There has been criticism, however, and fears about cultural exploitation and misinterpretation. Some powwow musicians don’t believe sacred honour songs should be separated from the traditional drum, considered by many to be the heartbeat of Mother Earth. Even a fan like Pauline Mousseau feels a little uneasy about hearing powwow vocals at concert venues and in nightclubs. “I wonder if it’s a good thing, sometimes,” she says. “Some things should be kept sacred, but how else would others know about it? ” There are also concerns about playing traditional music in venues where alcohol is served; it is forbidden at powwows.

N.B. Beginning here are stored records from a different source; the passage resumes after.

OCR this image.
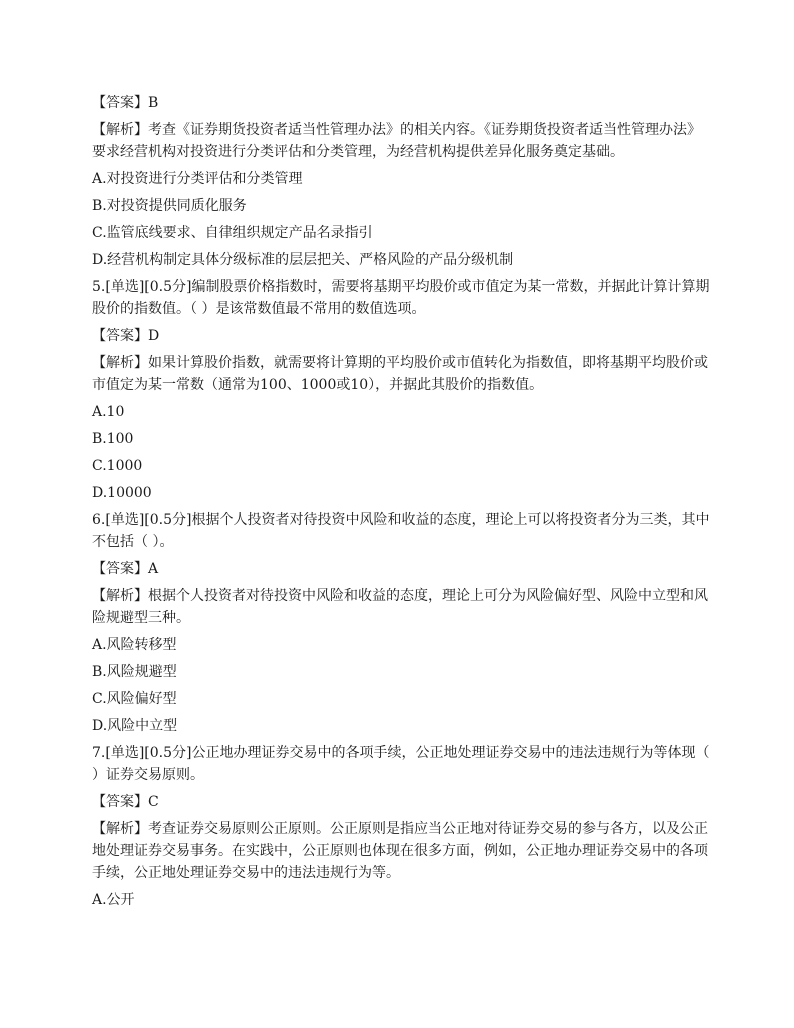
【答案】B
【解析】考查《证券期货投资者适当性管理办法》的相关内容。《证券期货投资者适当性管理办法》要求经营机构对投资进行分类评估和分类管理，为经营机构提供差异化服务奠定基础。
A.对投资进行分类评估和分类管理
B.对投资提供同质化服务
C.监管底线要求、自律组织规定产品名录指引
D.经营机构制定具体分级标准的层层把关、严格风险的产品分级机制
5.[单选][0.5分]编制股票价格指数时，需要将基期平均股价或市值定为某一常数，并据此计算计算期股价的指数值。（ ）是该常数值最不常用的数值选项。
【答案】D
【解析】如果计算股价指数，就需要将计算期的平均股价或市值转化为指数值，即将基期平均股价或市值定为某一常数（通常为100、1000或10），并据此其股价的指数值。
A.10
B.100
C.1000
D.10000
6.[单选][0.5分]根据个人投资者对待投资中风险和收益的态度，理论上可以将投资者分为三类，其中不包括（ ）。
【答案】A
【解析】根据个人投资者对待投资中风险和收益的态度，理论上可分为风险偏好型、风险中立型和风险规避型三种。
A.风险转移型
B.风险规避型
C.风险偏好型
D.风险中立型
7.[单选][0.5分]公正地办理证券交易中的各项手续，公正地处理证券交易中的违法违规行为等体现（ ）证券交易原则。
【答案】C
【解析】考查证券交易原则公正原则。公正原则是指应当公正地对待证券交易的参与各方，以及公正地处理证券交易事务。在实践中，公正原则也体现在很多方面，例如，公正地办理证券交易中的各项手续，公正地处理证券交易中的违法违规行为等。
A.公开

Campeau, a traditional drummer growing up, recognizes these concerns. “We got those songs from the drummers,” he says. “They were asked. Everybody knew exactly what was happening, and they knew we were gonna remix it, and they knew it was gonna be played in club settings, so the ones who wrote the songs are okay with it—but there is that very fine line, for sure.”
Another tension lies within the audience. As ATCR’s popularity grew, non-Native people began to show up at gigs in faux headdresses and war paint, which the DJs and many in the crowd viewed as a disrespectful caricature. At some festivals this past summer, organizers posted signs warning that fake headdresses would be confiscated. “They wanted to make a safe and comfortable space,” says Bear, “for the same reason we made the Electric Pow Wow party in the first place.”
ATCR remains undaunted. They want diverse groups to come to their shows and connect with one another. More importantly, they want to display their culture and identity proudly. After centuries of colonial hardship endured by First Nations, Inuit, and Metis people, ATCR sees a renaissance emerging through the arts. With each show come new opportunities to build relationships between Indigenous and non-Indigenous communities, even if controversies and debates arise.
“There’s still a ways to go,” Campeau says. “But conversations are happening, and that’s the most important thing, because they weren’t happening before.”
This appeared in the December 2013 issue.